The year 2020 begins the third year of a planned five-year process for the legalization of cannabis in California. Last year was a mixture of incredible accomplishments, and minor setbacks, but overall, there was much forward progress made toward building a robust legal cannabis industry in California.
The biggest accomplishment came from the federal government via the bi-partisan 2019 Farm Bill which legalized cultivation of hemp throughout the USA. (Hemp has no THC content and cannot “get you high.”) And action at the federal level to legalize marijuana in 2020 appears highly possible. The legalization process is gaining momentum, and now is the time for Plumas County to take a more rational and business like approach to regulating a local cannabis industry.
The total current market for marijuana in the USA is estimated to be approximately $20 billion. But the market for hemp is conservatively projected to become 10 times larger ($200 billion). Hemp cultivation may someday rival corn and soybeans for prominence in American agriculture.

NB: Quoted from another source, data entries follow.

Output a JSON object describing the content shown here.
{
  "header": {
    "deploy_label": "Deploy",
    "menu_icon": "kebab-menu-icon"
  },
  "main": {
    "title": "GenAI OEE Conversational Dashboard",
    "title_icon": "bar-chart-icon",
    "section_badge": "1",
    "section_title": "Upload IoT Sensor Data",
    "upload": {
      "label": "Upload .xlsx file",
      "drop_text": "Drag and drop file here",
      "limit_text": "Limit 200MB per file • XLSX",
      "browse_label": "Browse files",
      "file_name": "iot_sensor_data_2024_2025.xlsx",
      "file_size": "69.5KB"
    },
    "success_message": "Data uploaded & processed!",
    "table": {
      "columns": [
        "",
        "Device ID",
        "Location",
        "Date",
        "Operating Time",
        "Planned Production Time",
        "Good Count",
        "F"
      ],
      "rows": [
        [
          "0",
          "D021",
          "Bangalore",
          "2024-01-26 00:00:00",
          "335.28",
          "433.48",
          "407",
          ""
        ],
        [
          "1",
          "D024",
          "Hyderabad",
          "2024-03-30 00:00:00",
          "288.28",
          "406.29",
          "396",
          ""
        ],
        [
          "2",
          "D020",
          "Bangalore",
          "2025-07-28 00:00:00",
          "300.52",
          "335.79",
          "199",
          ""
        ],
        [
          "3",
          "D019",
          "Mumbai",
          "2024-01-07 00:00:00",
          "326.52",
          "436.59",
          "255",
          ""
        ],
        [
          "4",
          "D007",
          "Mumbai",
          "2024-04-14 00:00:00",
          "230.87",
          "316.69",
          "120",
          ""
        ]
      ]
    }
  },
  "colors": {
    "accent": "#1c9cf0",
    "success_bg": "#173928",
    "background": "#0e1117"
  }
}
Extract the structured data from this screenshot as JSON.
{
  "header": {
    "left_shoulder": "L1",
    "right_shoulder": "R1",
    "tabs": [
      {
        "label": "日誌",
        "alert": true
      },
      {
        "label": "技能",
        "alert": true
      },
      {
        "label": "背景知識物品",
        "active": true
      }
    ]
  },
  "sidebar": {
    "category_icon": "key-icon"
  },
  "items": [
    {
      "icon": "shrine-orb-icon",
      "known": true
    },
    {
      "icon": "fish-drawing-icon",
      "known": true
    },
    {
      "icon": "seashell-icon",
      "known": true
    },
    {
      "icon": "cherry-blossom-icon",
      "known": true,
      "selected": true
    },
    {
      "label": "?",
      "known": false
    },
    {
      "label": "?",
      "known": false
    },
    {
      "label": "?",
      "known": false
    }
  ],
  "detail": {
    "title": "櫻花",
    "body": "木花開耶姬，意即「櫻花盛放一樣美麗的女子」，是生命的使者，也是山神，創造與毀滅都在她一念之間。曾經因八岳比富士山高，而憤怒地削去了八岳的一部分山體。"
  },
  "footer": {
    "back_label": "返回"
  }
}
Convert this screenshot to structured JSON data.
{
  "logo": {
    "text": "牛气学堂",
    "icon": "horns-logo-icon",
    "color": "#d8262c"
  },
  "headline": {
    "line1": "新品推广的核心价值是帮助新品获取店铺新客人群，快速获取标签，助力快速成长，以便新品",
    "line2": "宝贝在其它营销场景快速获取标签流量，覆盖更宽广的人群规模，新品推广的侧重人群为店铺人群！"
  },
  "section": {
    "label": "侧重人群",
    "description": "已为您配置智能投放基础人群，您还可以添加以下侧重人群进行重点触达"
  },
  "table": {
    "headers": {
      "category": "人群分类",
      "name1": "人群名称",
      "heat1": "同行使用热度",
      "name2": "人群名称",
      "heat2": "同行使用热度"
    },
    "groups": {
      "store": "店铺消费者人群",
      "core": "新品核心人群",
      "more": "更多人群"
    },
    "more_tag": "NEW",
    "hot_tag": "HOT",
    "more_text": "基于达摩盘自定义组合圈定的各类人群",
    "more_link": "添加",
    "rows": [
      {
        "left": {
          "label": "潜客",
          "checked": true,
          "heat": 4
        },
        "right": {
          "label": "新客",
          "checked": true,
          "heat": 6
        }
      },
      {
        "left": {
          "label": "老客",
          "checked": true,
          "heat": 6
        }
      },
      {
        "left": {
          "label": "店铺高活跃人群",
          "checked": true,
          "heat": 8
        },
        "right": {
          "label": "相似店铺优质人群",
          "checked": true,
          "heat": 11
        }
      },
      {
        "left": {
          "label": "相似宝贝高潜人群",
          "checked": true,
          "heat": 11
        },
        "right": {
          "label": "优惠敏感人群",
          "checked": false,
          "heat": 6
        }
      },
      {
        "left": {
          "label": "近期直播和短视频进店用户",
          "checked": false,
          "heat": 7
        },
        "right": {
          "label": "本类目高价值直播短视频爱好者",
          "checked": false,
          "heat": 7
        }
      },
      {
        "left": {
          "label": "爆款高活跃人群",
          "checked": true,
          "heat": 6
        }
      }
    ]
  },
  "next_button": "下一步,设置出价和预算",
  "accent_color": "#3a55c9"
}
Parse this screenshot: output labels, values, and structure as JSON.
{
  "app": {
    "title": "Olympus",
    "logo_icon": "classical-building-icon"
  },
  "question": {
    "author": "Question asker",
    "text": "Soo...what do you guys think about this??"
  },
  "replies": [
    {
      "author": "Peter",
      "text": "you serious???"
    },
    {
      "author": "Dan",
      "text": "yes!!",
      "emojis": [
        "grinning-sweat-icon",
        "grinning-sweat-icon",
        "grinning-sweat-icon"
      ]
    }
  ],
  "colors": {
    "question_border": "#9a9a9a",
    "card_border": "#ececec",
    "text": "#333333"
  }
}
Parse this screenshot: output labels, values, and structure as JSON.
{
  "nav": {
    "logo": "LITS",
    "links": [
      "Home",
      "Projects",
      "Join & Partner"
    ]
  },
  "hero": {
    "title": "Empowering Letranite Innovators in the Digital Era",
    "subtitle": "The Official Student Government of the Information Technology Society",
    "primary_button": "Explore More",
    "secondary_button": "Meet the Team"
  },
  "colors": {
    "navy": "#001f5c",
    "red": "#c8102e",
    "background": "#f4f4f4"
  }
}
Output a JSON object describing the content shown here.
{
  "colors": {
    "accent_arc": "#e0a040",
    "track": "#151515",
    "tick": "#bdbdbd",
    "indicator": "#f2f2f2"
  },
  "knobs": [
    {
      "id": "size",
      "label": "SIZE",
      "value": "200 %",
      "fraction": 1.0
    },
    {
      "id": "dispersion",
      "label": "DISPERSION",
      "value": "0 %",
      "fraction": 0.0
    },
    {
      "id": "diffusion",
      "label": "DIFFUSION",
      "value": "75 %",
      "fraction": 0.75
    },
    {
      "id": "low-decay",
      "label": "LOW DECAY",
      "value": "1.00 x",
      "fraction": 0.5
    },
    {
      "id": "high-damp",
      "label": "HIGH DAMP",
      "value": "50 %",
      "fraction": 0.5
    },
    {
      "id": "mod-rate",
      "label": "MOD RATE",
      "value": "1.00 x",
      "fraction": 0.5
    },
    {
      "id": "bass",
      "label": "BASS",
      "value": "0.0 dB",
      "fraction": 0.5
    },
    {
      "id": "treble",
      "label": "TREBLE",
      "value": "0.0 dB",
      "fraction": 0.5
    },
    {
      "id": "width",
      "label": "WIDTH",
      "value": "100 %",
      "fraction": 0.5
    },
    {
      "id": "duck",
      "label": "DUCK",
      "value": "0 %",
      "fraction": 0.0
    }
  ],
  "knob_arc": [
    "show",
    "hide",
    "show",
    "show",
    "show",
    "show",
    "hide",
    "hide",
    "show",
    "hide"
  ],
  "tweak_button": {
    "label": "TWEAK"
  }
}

But, despite optimistic long-term projections, there is a lot of large-scale industrial infrastructure needed for hemp cultivation to reach its full potential. It will take several years, and perhaps two to three decades for the hemp industry to reach its maximum market penetration. Patience and skillful business development are required to succeed with hemp.
It was a quiet year for cannabis during 2019 in Plumas County. There was some need for enforcement of the moratorium on commercial cannabis (marijuana) cultivation, but much less than in 2018. Plumas county farmers planted their first hemp crops in 2019, so our region has a good start on someday reaping the benefits of being a prominent region for the cultivation of high end hemp. And if we do become such a prominent hemp production region, it is possible that hemp processing and manufacturing businesses may choose to locate in Plumas county to be close to their source of supply. All this could mean jobs, and perhaps hundreds of jobs for future Plumas county residents.
In 2020, I believe it is important for our local government to re-visit the moratorium on commercial cannabis cultivation in light of the legalization of hemp, and the possible federal legalization of marijuana in the near future. I would much prefer to see us plan for a reasonable and well-regulated cannabis industry in Plumas County, rather than have it dictated to us by decisions made in Washington D.C. The draft ordinance of the 2017 Cannabis Working Group would be a good starting point for local government to re-visit commercial cannabis cultivation, for both hemp and marijuana.
The inclusion of the requirement for a Special Use Permit in the Working Group’s draft ordinance for commercial cultivation of cannabis in Plumas County provided a powerful tool for local government to control the scale of how a future cannabis industry would develop. The Special Use Permit requirement also provided the flexibility to make needed adjustments for local regulations as the legalization process for marijuana, and the industrial buildout for hemp, continue to evolve. Flexibility, patience, and long term planning are key ingredients for Plumas county having a positive experience with cannabis.
In retrospect, the 2017 debate in Plumas County would have been much different had federal legalization of hemp been a reality at that time. Federal legalization of hemp literally “re-set the board” for cannabis legalization, both in California and across the USA.
Now that hemp is legal in the whole USA, and marijuana is legal in California, Plumas County would be wise to accept this reality and address the challenges of regulating a fully legal cannabis industry in a calm and rational manner so that trusted and skilled local business persons can use the magic of capitalism and free enterprise to bring clean & sustainable new jobs to our local economy.